Tort = You hurt someone, they can sue you for money to fix the harm.
Negligence
A type of tort - the failure to act as a reasonable person would in the same circumstances.
Example:
You don't shovel your icy sidewalk. A mail carrier slips and breaks their arm. A "reasonable person" would have shoveled - you didn't. That's negligence, and you can be sued.
Subrogation
After the insurer pays your claim, they have the right to sue the person who caused the damage to recover their money.
Example:
A drunk driver hits your car. Your insurer pays you $10,000. Then your insurer sues the drunk driver to get that $10,000 back. That's subrogation.
Occurrence vs Accident
An occurrence happens over a period of time (like water slowly leaking and causing mold).
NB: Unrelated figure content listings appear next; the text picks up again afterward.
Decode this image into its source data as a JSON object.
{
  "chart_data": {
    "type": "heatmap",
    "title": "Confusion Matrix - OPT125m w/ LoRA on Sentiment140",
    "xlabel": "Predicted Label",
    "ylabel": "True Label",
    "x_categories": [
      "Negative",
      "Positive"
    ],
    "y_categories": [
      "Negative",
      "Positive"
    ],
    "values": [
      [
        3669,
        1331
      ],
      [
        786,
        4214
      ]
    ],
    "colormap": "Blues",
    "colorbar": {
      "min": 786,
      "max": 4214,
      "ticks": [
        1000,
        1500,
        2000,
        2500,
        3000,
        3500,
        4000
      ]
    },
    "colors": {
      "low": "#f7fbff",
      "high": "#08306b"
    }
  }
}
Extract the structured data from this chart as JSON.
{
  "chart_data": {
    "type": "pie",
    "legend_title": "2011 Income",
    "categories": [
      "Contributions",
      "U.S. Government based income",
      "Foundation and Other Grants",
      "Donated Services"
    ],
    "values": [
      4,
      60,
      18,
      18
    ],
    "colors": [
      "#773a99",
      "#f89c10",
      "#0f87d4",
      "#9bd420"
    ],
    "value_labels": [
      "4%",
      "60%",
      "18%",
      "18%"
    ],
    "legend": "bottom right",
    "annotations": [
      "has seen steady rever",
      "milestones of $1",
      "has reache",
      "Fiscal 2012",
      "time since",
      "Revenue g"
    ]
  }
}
An accident is sudden.
6. Binders, Warranties & Representations
Binder
Temporary proof of insurance that provides coverage until the policy is issued.
Key facts: Can be oral OR written. Includes ALL coverages the policy will provide.
Warranty
A literal truth - must be 100% accurate or the policy can be voided.
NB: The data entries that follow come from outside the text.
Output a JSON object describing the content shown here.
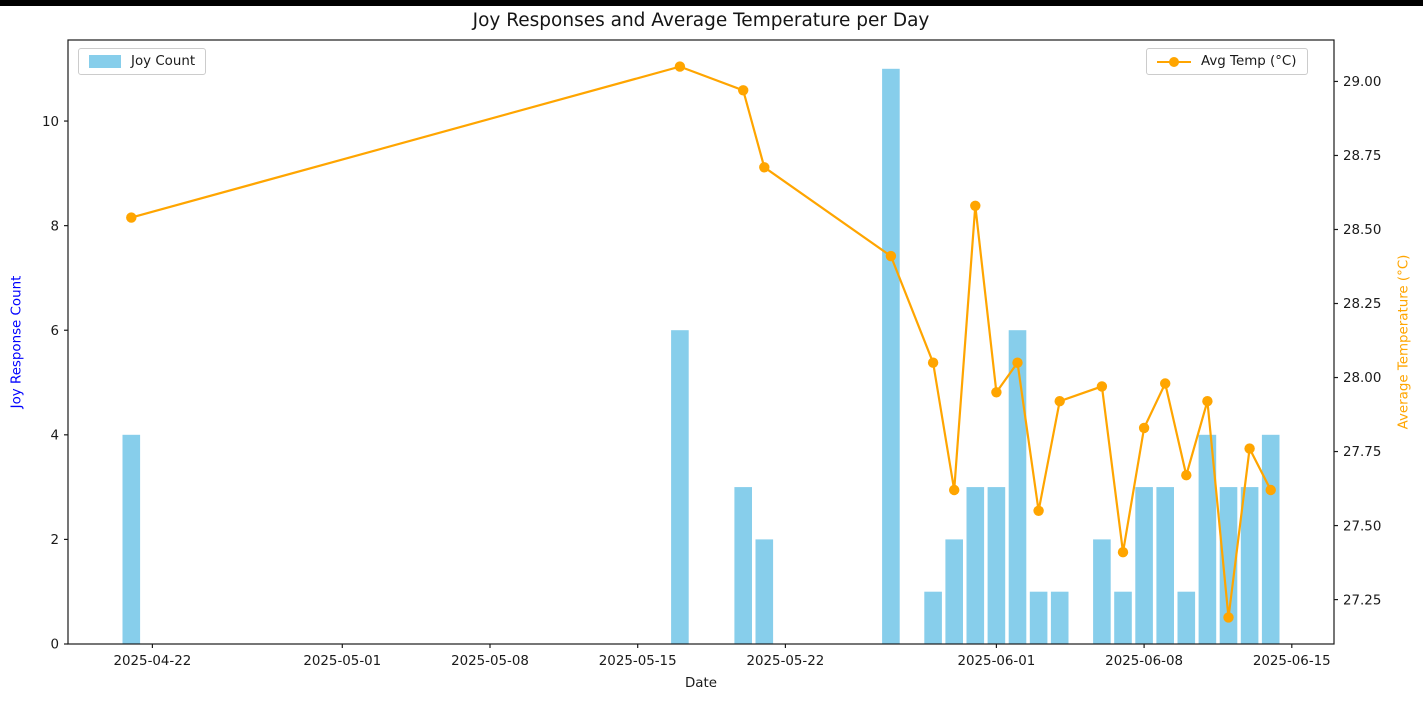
{
  "figure": {
    "top_strip_color": "#000000",
    "background": "#ffffff"
  },
  "chart_data": {
    "type": "combo-bar-line",
    "title": "Joy Responses and Average Temperature per Day",
    "xlabel": "Date",
    "grid": false,
    "legend": [
      {
        "label": "Joy Count",
        "swatch": "patch",
        "position": "upper-left"
      },
      {
        "label": "Avg Temp (°C)",
        "swatch": "line-dot",
        "position": "upper-right"
      }
    ],
    "x_axis": {
      "label": "Date",
      "range": [
        "2025-04-18",
        "2025-06-17"
      ],
      "tick_dates": [
        "2025-04-22",
        "2025-05-01",
        "2025-05-08",
        "2025-05-15",
        "2025-05-22",
        "2025-06-01",
        "2025-06-08",
        "2025-06-15"
      ]
    },
    "y_axis_left": {
      "label": "Joy Response Count",
      "label_color": "#0000FF",
      "range": [
        0,
        11.55
      ],
      "ticks": [
        0,
        2,
        4,
        6,
        8,
        10
      ]
    },
    "y_axis_right": {
      "label": "Average Temperature (°C)",
      "label_color": "#FFA500",
      "range": [
        27.1,
        29.14
      ],
      "ticks": [
        27.25,
        27.5,
        27.75,
        28.0,
        28.25,
        28.5,
        28.75,
        29.0
      ],
      "tick_decimals": 2
    },
    "x": [
      "2025-04-21",
      "2025-05-17",
      "2025-05-20",
      "2025-05-21",
      "2025-05-27",
      "2025-05-29",
      "2025-05-30",
      "2025-05-31",
      "2025-06-01",
      "2025-06-02",
      "2025-06-03",
      "2025-06-04",
      "2025-06-06",
      "2025-06-07",
      "2025-06-08",
      "2025-06-09",
      "2025-06-10",
      "2025-06-11",
      "2025-06-12",
      "2025-06-13",
      "2025-06-14"
    ],
    "series": [
      {
        "name": "Joy Count",
        "type": "bar",
        "axis": "left",
        "color": "#87CEEB",
        "values": [
          4,
          6,
          3,
          2,
          11,
          1,
          2,
          3,
          3,
          6,
          1,
          1,
          2,
          1,
          3,
          3,
          1,
          4,
          3,
          3,
          4
        ]
      },
      {
        "name": "Avg Temp (°C)",
        "type": "line",
        "axis": "right",
        "color": "#FFA500",
        "marker": "circle",
        "values": [
          28.54,
          29.05,
          28.97,
          28.71,
          28.41,
          28.05,
          27.62,
          28.58,
          27.95,
          28.05,
          27.55,
          27.92,
          27.97,
          27.41,
          27.83,
          27.98,
          27.67,
          27.92,
          27.19,
          27.76,
          27.62
        ]
      }
    ],
    "text_color": "#1a1a1a",
    "spine_color": "#1a1a1a"
  }
}
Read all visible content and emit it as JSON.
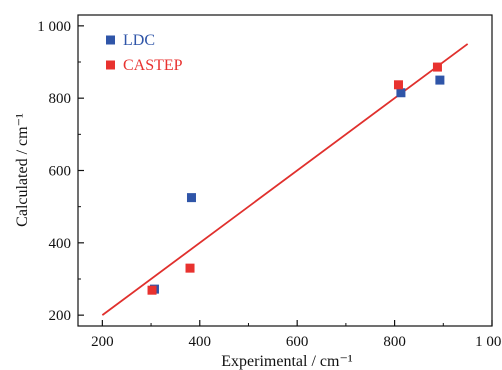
{
  "chart_data": {
    "type": "scatter",
    "title": "",
    "xlabel": "Experimental / cm⁻¹",
    "ylabel": "Calculated / cm⁻¹",
    "xlim": [
      150,
      1000
    ],
    "ylim": [
      170,
      1030
    ],
    "x_ticks": [
      200,
      400,
      600,
      800,
      1000
    ],
    "x_tick_labels": [
      "200",
      "400",
      "600",
      "800",
      "1 000"
    ],
    "y_ticks": [
      200,
      400,
      600,
      800,
      1000
    ],
    "y_tick_labels": [
      "200",
      "400",
      "600",
      "800",
      "1 000"
    ],
    "grid": false,
    "legend_position": "top-left",
    "series": [
      {
        "name": "LDC",
        "color": "#2f55a8",
        "marker": "square",
        "points": [
          {
            "x": 307,
            "y": 272
          },
          {
            "x": 383,
            "y": 525
          },
          {
            "x": 813,
            "y": 815
          },
          {
            "x": 893,
            "y": 850
          }
        ]
      },
      {
        "name": "CASTEP",
        "color": "#e8322f",
        "marker": "square",
        "points": [
          {
            "x": 302,
            "y": 269
          },
          {
            "x": 380,
            "y": 330
          },
          {
            "x": 808,
            "y": 837
          },
          {
            "x": 888,
            "y": 886
          }
        ]
      }
    ],
    "fit_line": {
      "color": "#e0302d",
      "x": [
        200,
        950
      ],
      "y": [
        200,
        950
      ]
    }
  }
}
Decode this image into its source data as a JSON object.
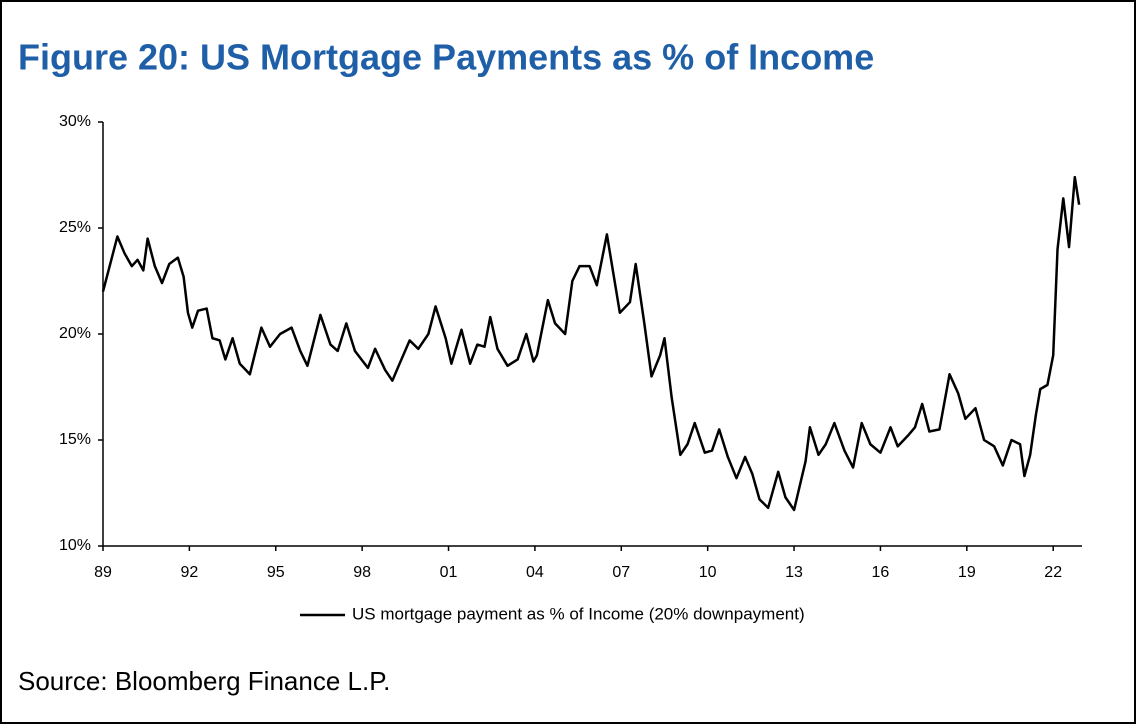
{
  "chart_data": {
    "type": "line",
    "title": "Figure 20: US Mortgage Payments as % of Income",
    "source": "Source: Bloomberg Finance L.P.",
    "xlim": [
      1989,
      2023
    ],
    "ylim": [
      10,
      30
    ],
    "xticks": [
      {
        "value": 1989,
        "label": "89"
      },
      {
        "value": 1992,
        "label": "92"
      },
      {
        "value": 1995,
        "label": "95"
      },
      {
        "value": 1998,
        "label": "98"
      },
      {
        "value": 2001,
        "label": "01"
      },
      {
        "value": 2004,
        "label": "04"
      },
      {
        "value": 2007,
        "label": "07"
      },
      {
        "value": 2010,
        "label": "10"
      },
      {
        "value": 2013,
        "label": "13"
      },
      {
        "value": 2016,
        "label": "16"
      },
      {
        "value": 2019,
        "label": "19"
      },
      {
        "value": 2022,
        "label": "22"
      }
    ],
    "yticks": [
      {
        "value": 10,
        "label": "10%"
      },
      {
        "value": 15,
        "label": "15%"
      },
      {
        "value": 20,
        "label": "20%"
      },
      {
        "value": 25,
        "label": "25%"
      },
      {
        "value": 30,
        "label": "30%"
      }
    ],
    "legend": "bottom",
    "x": [
      1989.0,
      1989.25,
      1989.5,
      1989.75,
      1990.0,
      1990.2,
      1990.4,
      1990.55,
      1990.8,
      1991.05,
      1991.3,
      1991.6,
      1991.8,
      1991.95,
      1992.1,
      1992.3,
      1992.6,
      1992.8,
      1993.05,
      1993.25,
      1993.5,
      1993.75,
      1994.1,
      1994.5,
      1994.8,
      1995.15,
      1995.55,
      1995.85,
      1996.1,
      1996.55,
      1996.9,
      1997.15,
      1997.45,
      1997.75,
      1998.2,
      1998.45,
      1998.8,
      1999.05,
      1999.3,
      1999.65,
      1999.95,
      2000.3,
      2000.55,
      2000.9,
      2001.1,
      2001.45,
      2001.75,
      2002.0,
      2002.25,
      2002.45,
      2002.7,
      2003.05,
      2003.4,
      2003.7,
      2003.95,
      2004.07,
      2004.45,
      2004.7,
      2005.05,
      2005.3,
      2005.55,
      2005.9,
      2006.15,
      2006.5,
      2006.95,
      2007.3,
      2007.5,
      2007.8,
      2008.05,
      2008.35,
      2008.5,
      2008.75,
      2009.05,
      2009.3,
      2009.55,
      2009.9,
      2010.15,
      2010.4,
      2010.7,
      2011.0,
      2011.3,
      2011.55,
      2011.8,
      2012.1,
      2012.45,
      2012.7,
      2013.0,
      2013.4,
      2013.55,
      2013.85,
      2014.1,
      2014.4,
      2014.75,
      2015.05,
      2015.35,
      2015.65,
      2016.0,
      2016.35,
      2016.6,
      2016.95,
      2017.2,
      2017.45,
      2017.7,
      2018.05,
      2018.4,
      2018.7,
      2018.95,
      2019.3,
      2019.6,
      2019.95,
      2020.25,
      2020.55,
      2020.85,
      2021.0,
      2021.2,
      2021.4,
      2021.55,
      2021.8,
      2022.0,
      2022.15,
      2022.35,
      2022.55,
      2022.75,
      2022.9
    ],
    "series": [
      {
        "name": "US mortgage payment as % of Income (20% downpayment)",
        "color": "#000000",
        "values": [
          22.0,
          23.3,
          24.6,
          23.8,
          23.2,
          23.5,
          23.0,
          24.5,
          23.2,
          22.4,
          23.3,
          23.6,
          22.7,
          21.0,
          20.3,
          21.1,
          21.2,
          19.8,
          19.7,
          18.8,
          19.8,
          18.6,
          18.1,
          20.3,
          19.4,
          20.0,
          20.3,
          19.2,
          18.5,
          20.9,
          19.5,
          19.2,
          20.5,
          19.2,
          18.4,
          19.3,
          18.3,
          17.8,
          18.6,
          19.7,
          19.3,
          20.0,
          21.3,
          19.8,
          18.6,
          20.2,
          18.6,
          19.5,
          19.4,
          20.8,
          19.3,
          18.5,
          18.8,
          20.0,
          18.7,
          19.0,
          21.6,
          20.5,
          20.0,
          22.5,
          23.2,
          23.2,
          22.3,
          24.7,
          21.0,
          21.5,
          23.3,
          20.5,
          18.0,
          19.0,
          19.8,
          17.0,
          14.3,
          14.8,
          15.8,
          14.4,
          14.5,
          15.5,
          14.2,
          13.2,
          14.2,
          13.4,
          12.2,
          11.8,
          13.5,
          12.3,
          11.7,
          14.0,
          15.6,
          14.3,
          14.8,
          15.8,
          14.5,
          13.7,
          15.8,
          14.8,
          14.4,
          15.6,
          14.7,
          15.2,
          15.6,
          16.7,
          15.4,
          15.5,
          18.1,
          17.2,
          16.0,
          16.5,
          15.0,
          14.7,
          13.8,
          15.0,
          14.8,
          13.3,
          14.3,
          16.2,
          17.4,
          17.6,
          19.0,
          24.0,
          26.4,
          24.1,
          27.4,
          26.1
        ]
      }
    ]
  }
}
Example: If you warrant that your building has a sprinkler system, it better have one - exactly as described.
Representation
A substantial truth - true to the best of your knowledge.
Example: Application statements are representations - you're saying they're true as far as you know.
Concealment
Omission of a material fact - failing to disclose something important. If you "forget" to mention that your house is used for storing fireworks, that's concealment.
Chapter 1 Cheat Sheet
Print for quick referenceRisk
Uncertainty of loss
Pure Risk
Loss or no loss - INSURABLE
Speculative Risk
Loss, no change, or gain - NOT insurable
ACV Formula
Replacement Cost - Depreciation
Indemnity
Restore to pre-loss condition
Insurable Interest
Casualty = at time of LOSS
Subrogation
Insurer sues third party
Negligence
Tort (civil wrong) - can sue
Binder
Oral OR written, temp coverage
Warranty
Literal truth (100% accurate)
Representation
Substantial truth (best of knowledge)
Concealment
Omitting material facts
Exam Trap Alerts
1. Pure vs Speculative
Only PURE risk is insurable. If the question mentions "chance of gain" or "profit potential," it's speculative and NOT insurable.
2. Moral vs Morale
MORAL = intentional dishonesty (fraud, arson). MORALE = carelessness because of insurance. Don't mix them up!
3. ACV Formula
ACV = Replacement Cost MINUS Depreciation. If they ask "how much less" you get with ACV vs RC, the answer is the depreciation amount.
4. Binders Can Be Oral
A binder does NOT have to be written. "Oral or written" - both are valid for temporary coverage.
5. Insurable Interest Timing
For casualty policies, insurable interest must exist at time of LOSS (not at policy purchase). Sell your car, lose your interest.